I've been working through Robert Stoll "Set Theory and Logic" (Dover, 1979). Chapter 2, Section 10 "Some Theorems Equivalent to the Axiom of Choice" has an exercise (exercise 2, specifically) that reads in full as follows:
Another of Tarski's results concerning the axiom of choice asserts that it is equivalent to the proposition "if $2u < u+v$, then $u<v$," while the proposition "if $2u > u + v$, then $u > v$" can be proved without the axiom of choice. Prove this result.
It isn't stated in the problem, but I think it's safe to assume that $u$ and $v$ are infinite cardinals.
The forward direction of the first statement is easy since choice makes cardinal arithmetic trivial, but the reverse direction is lost on me. My initial guess is related to the fact that, to each infinite cardinal $c$, there is an aleph (transfinite cardinal that is well-ordered) $\aleph(c)$ which is not less than or equal to $c$ (this is Thm 1 of the same section), do some clever arithmetic, and show that $c$ must be an aleph (from which choice follows as a result of other theorems), much in the manner of Tarski's original proofs in his 1923 paper "On some theorems which are equivalent to the axiom of choice" (though I'm not sure what his exact definition of aleph is, and his central lemma regarding alephs is slightly different to the one in Stoll. Tarski states it as "to each cardinal $m$ there is an aleph which is neither greater than nor less than $m$").
In any case, Stoll says in the notes for Chapter 2 that
The various propositions which are equivalent to the axiom of choice and which have been credited to A. Tarski appear in Tarski (1923).

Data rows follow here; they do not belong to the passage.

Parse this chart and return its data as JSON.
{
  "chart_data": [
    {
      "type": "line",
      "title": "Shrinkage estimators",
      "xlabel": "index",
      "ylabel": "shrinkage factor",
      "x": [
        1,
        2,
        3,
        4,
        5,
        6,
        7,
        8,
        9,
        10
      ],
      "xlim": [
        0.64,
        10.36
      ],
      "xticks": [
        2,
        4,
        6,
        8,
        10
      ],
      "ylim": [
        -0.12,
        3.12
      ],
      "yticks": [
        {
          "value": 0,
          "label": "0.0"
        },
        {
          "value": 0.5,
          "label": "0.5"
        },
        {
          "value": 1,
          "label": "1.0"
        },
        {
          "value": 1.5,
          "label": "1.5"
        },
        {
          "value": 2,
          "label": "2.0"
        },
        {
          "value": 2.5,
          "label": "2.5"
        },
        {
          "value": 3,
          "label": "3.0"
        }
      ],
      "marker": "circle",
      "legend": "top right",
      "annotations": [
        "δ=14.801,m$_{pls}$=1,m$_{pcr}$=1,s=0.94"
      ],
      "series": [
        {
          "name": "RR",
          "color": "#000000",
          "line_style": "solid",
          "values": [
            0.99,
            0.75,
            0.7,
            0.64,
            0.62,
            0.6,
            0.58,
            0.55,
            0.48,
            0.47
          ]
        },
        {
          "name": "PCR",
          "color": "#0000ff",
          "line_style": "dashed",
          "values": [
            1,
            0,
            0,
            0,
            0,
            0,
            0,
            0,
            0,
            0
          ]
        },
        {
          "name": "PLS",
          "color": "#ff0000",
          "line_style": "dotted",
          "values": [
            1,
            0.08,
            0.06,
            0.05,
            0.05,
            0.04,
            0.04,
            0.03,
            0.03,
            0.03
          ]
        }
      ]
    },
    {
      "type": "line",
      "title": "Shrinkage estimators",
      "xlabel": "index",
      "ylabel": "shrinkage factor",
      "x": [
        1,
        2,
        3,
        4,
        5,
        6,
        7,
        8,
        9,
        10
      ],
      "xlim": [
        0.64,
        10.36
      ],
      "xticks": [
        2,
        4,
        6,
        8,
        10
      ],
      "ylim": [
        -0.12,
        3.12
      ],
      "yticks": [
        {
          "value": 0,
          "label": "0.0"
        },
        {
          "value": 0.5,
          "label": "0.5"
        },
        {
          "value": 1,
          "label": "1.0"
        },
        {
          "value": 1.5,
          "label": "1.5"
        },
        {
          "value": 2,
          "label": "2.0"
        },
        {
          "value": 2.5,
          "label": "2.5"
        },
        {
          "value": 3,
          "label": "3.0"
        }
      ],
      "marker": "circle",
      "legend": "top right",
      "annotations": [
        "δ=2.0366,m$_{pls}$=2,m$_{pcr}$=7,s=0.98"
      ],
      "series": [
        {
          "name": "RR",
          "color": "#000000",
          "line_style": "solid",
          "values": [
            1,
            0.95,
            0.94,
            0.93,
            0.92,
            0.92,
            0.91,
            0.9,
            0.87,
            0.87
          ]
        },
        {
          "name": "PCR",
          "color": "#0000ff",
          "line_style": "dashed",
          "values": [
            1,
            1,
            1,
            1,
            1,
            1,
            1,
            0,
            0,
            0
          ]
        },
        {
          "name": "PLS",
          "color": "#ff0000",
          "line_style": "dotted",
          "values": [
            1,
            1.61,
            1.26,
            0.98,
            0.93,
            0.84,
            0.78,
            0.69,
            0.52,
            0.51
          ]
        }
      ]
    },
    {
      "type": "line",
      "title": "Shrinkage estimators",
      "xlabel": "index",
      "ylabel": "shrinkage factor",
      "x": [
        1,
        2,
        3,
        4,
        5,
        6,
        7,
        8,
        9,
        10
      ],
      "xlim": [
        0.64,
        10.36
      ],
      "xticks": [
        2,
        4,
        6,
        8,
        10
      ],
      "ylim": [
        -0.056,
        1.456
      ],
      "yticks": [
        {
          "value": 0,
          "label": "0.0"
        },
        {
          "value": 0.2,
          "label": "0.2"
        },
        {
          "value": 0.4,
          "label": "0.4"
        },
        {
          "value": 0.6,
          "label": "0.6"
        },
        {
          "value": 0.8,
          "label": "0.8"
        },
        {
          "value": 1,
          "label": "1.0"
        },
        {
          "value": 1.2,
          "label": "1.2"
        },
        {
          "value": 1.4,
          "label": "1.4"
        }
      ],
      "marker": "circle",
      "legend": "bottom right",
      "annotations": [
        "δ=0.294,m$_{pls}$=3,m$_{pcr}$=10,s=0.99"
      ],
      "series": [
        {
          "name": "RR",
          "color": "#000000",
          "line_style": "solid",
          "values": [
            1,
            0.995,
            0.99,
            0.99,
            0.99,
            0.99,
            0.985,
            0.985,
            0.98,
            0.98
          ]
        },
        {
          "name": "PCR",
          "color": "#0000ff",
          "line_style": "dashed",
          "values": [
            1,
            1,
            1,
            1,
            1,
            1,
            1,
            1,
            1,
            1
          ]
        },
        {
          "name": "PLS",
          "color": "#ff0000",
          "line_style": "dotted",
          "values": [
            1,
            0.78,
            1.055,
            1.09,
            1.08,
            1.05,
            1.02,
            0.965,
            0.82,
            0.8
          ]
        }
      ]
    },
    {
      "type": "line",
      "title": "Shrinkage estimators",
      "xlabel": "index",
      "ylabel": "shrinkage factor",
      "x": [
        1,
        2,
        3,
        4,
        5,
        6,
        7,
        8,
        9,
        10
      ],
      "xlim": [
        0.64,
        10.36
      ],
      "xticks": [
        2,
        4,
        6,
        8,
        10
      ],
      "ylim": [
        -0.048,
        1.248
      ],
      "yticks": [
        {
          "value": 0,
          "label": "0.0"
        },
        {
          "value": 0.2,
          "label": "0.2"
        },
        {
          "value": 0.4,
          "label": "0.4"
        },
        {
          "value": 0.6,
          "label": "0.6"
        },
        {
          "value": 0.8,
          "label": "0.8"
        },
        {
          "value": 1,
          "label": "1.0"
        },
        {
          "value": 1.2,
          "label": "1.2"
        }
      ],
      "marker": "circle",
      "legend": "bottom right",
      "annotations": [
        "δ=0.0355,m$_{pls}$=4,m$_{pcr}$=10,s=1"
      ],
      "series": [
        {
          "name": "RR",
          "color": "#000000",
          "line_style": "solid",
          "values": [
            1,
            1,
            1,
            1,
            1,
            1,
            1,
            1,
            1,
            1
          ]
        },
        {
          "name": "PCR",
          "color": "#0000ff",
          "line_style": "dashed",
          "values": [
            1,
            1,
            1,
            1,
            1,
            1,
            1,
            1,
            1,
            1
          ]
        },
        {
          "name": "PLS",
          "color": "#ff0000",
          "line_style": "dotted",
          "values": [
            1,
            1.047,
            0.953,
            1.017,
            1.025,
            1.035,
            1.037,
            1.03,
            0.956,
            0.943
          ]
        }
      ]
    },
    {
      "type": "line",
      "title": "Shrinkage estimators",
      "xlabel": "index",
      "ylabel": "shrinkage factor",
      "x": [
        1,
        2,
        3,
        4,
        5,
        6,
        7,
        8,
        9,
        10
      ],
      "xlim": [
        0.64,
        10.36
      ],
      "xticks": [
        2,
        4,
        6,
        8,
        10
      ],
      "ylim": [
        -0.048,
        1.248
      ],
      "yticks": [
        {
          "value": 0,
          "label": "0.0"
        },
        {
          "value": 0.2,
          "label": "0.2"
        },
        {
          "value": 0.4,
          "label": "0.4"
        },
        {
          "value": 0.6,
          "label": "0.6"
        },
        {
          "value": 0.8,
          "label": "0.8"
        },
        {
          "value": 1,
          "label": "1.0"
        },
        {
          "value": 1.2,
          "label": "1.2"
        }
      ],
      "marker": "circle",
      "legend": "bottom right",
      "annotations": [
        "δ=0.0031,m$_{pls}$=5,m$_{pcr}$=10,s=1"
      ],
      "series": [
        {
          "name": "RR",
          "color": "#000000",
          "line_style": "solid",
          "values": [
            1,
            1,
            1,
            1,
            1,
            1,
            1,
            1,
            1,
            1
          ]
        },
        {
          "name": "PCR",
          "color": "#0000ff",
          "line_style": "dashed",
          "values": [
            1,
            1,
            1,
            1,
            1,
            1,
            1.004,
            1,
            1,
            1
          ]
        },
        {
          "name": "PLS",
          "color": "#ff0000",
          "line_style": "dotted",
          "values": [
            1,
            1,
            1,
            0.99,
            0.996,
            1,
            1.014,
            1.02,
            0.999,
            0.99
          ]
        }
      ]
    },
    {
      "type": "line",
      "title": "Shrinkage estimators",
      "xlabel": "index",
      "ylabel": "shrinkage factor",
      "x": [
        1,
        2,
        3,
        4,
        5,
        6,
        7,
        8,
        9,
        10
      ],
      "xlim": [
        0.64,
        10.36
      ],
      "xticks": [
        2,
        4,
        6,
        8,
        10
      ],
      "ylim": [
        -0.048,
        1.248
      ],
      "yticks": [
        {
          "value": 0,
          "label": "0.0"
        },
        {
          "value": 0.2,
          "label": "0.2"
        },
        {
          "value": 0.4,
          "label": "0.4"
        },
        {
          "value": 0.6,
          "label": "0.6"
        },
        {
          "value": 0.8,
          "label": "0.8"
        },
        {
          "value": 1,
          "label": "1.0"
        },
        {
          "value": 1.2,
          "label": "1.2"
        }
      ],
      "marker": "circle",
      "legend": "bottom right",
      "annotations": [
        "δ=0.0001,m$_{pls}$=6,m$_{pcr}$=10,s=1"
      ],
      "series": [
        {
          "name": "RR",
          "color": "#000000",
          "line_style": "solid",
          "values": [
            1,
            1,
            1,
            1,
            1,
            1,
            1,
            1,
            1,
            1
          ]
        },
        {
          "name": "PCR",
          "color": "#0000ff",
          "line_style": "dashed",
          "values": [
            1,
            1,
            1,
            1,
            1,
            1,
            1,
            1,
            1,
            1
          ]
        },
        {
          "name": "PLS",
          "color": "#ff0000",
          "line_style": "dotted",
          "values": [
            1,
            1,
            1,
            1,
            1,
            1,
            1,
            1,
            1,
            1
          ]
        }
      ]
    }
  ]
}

The paper "Tarski (1923)" is the one mentioned above, "On some theorems which are equivalent to the axiom of choice." However, the result the exercise asks for does not appear in that paper, unless I'm misreading something horribly. My question then is, if someone could point me toward a paper in which this result is proved, or assist in a proof, I would be greatly appreciative.
Best Answer
There's no clever arithmetic here.
Take a set $a$, and let $u=a\times\omega$. Note that $u+u=a\times\omega\times 2$, so $2u=u$. Now let $v=\aleph(u)$, the Hartogs number of $u$, then $2u=u<u+v$, therefore $u<v$, but that means that $u$ injects into an ordinal, and since $a$ injects into $u$ we get that $a$ injects into an ordinal and can be well-ordered.